GET http://www.example.com/bananas
--> 200, '[{"self": "http://www.example.com/bananas/23",
"name": "Fred",
"number": 33,
"color": "yellow",
"coconuts": "http://www.example.com/bananas/23/coconuts",
"apple": "http://www.example.com/bananas/23/apple,
{"self": "http://www.example.com/bananas/24",
... }, ... ]'
The default length of collections is limited to 42, this can be adjusted globally or for each endpoint separately. In this case no more than 16 will be delivered due to the max_window 16
directive.
GET http://www.example.com/bananas/less_than_100
--> 200, '[{BANANA}, {BANANA}, ...]'
Any scope or class method returning a relation can be published this way.
GET http://www.example.com/bananas/23/coconuts?max_weight=3
--> 200, '[{COCONUT},{COCONUT},...]',
The COCONUT model must be exposed too. URI parameters can be processed in custom handlers for sorting and filtering.
PATCH http://www.example.com/bananas/23, '{"name": "Barney", "number": 44, "foo" => "bar"}'
--> 200, '{"self": "http://www.example.com/bananas/23"
"name": "Barney",
"number": 44,
"color": "yellow",
"coconuts": "http://www.example.com/bananas/23/coconuts",
"apple": "http://www.example.com/bananas/23/apple"}'
Toast ingores unknown attributes, but prints warnings in it's log file. Only attributes from the 'writables' list will be updated.

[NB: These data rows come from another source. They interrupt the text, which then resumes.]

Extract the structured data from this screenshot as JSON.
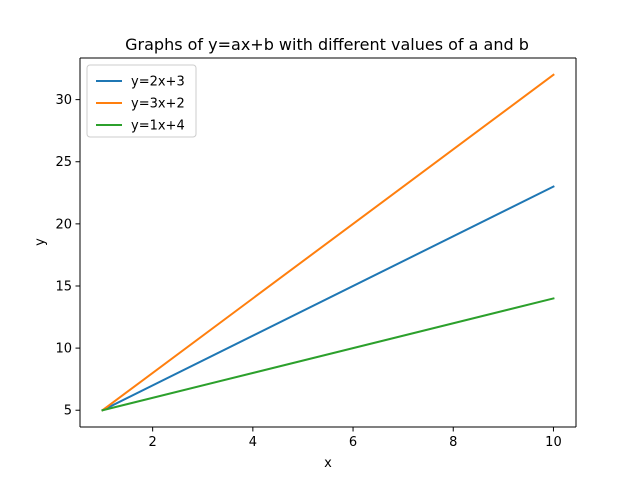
{
  "chart_data": {
    "type": "line",
    "title": "Graphs of y=ax+b with different values of a and b",
    "xlabel": "x",
    "ylabel": "y",
    "xlim": [
      0.55,
      10.45
    ],
    "ylim": [
      3.65,
      33.35
    ],
    "xticks": [
      2,
      4,
      6,
      8,
      10
    ],
    "yticks": [
      5,
      10,
      15,
      20,
      25,
      30
    ],
    "grid": false,
    "legend_position": "top-left",
    "x": [
      1,
      10
    ],
    "series": [
      {
        "name": "y=2x+3",
        "values": [
          5,
          23
        ],
        "color": "#1f77b4"
      },
      {
        "name": "y=3x+2",
        "values": [
          5,
          32
        ],
        "color": "#ff7f0e"
      },
      {
        "name": "y=1x+4",
        "values": [
          5,
          14
        ],
        "color": "#2ca02c"
      }
    ]
  }
}
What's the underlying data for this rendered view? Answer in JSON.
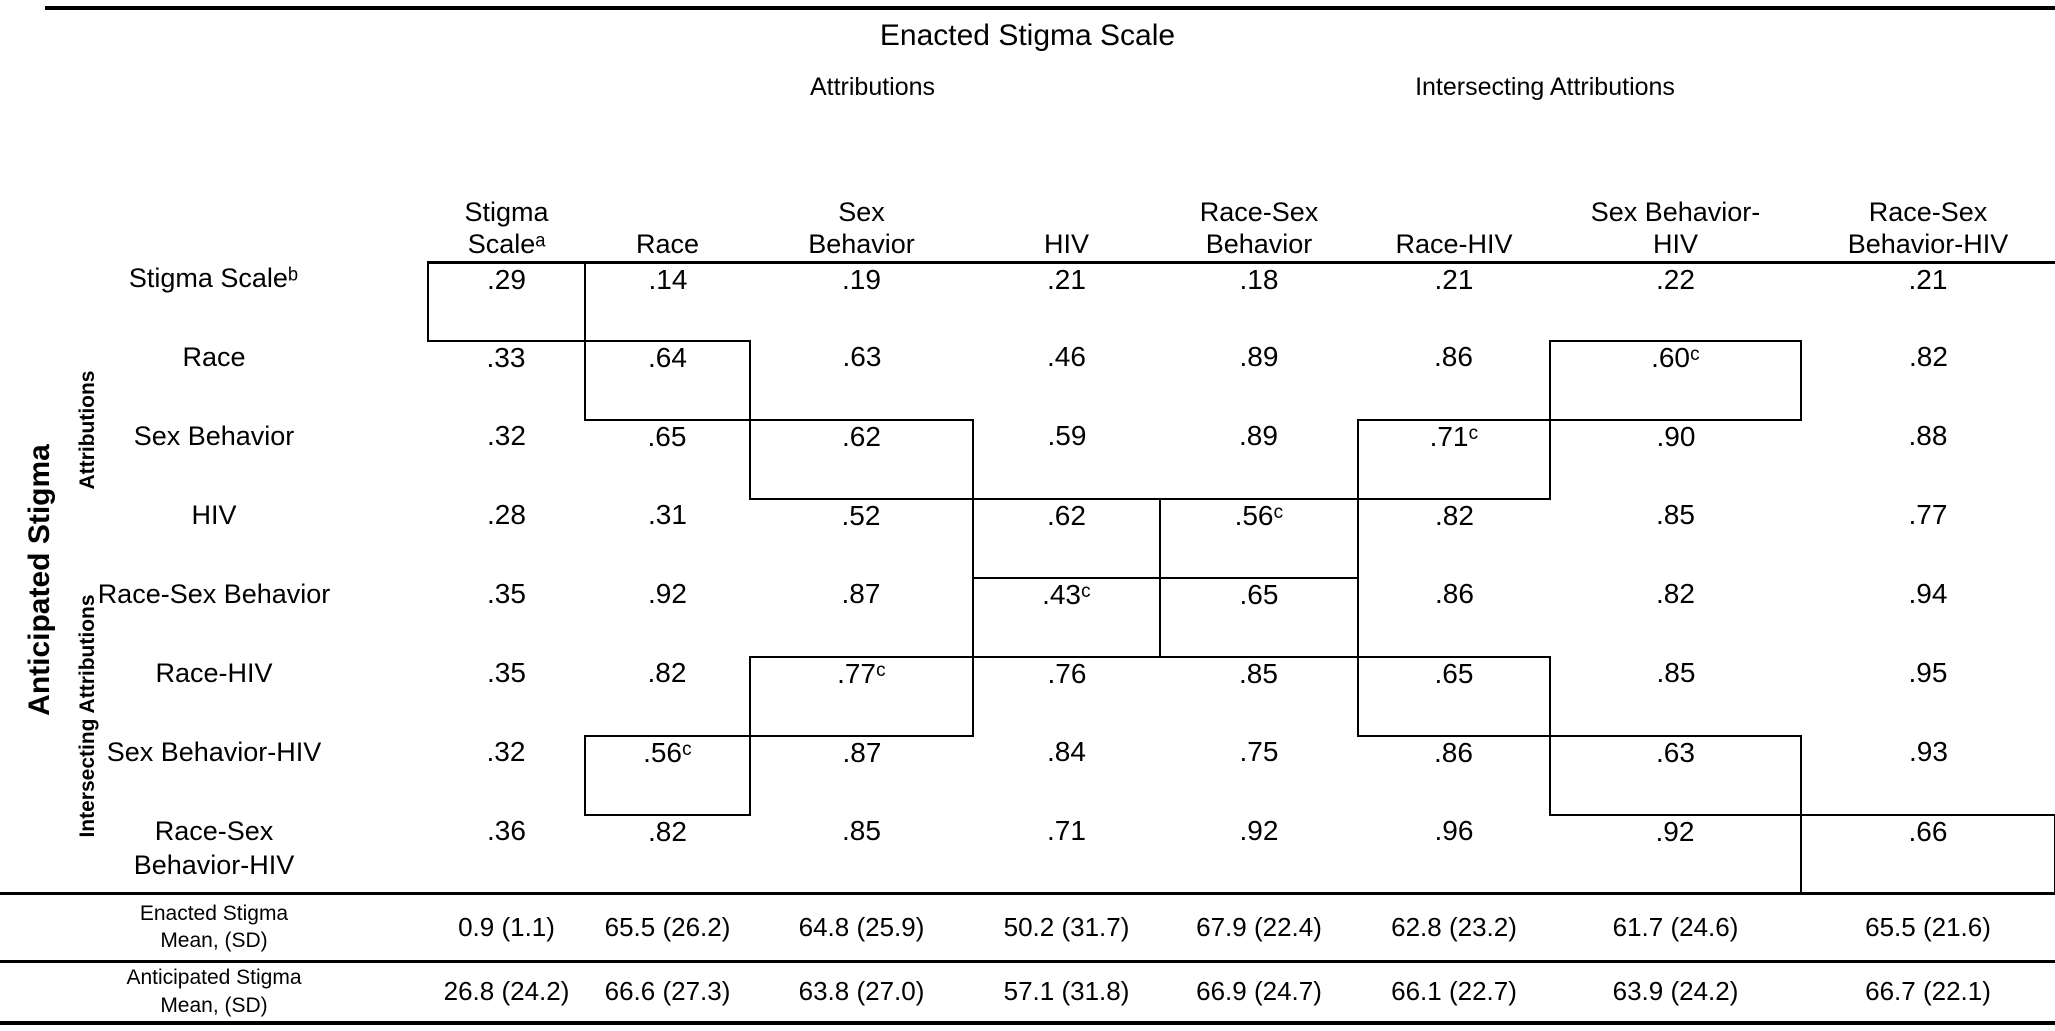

POST http://www.example.com/bananas, '{"name": "Johnny", "number": 888}'
--> 201, '{"self": "http://www.example.com/bananas/102"
"name": "Johnny",
"number": 888,
"color": null,
"coconuts": "http://www.example.com/bananas/102/coconuts",
"apple": "http://www.example.com/bananas/102/apple }'
POST http://www.example.com/bananas/23/coconuts, '{COCONUT}'
--> 201, {"self":"http://www.example.com/coconuts/432, ...}
DELETE http://www.example.com/bananas/23
--> 200
LINK "http://www.example.com/bananas/23/coconuts",
Link: "http://www.example.com/coconuts/31"
--> 200
Toast uses the (unusual) HTTP verbs LINK and UNLINK in order to express the action of linking or unlinking existing resources. The above request will add Coconut#31 to the association Banana#coconuts.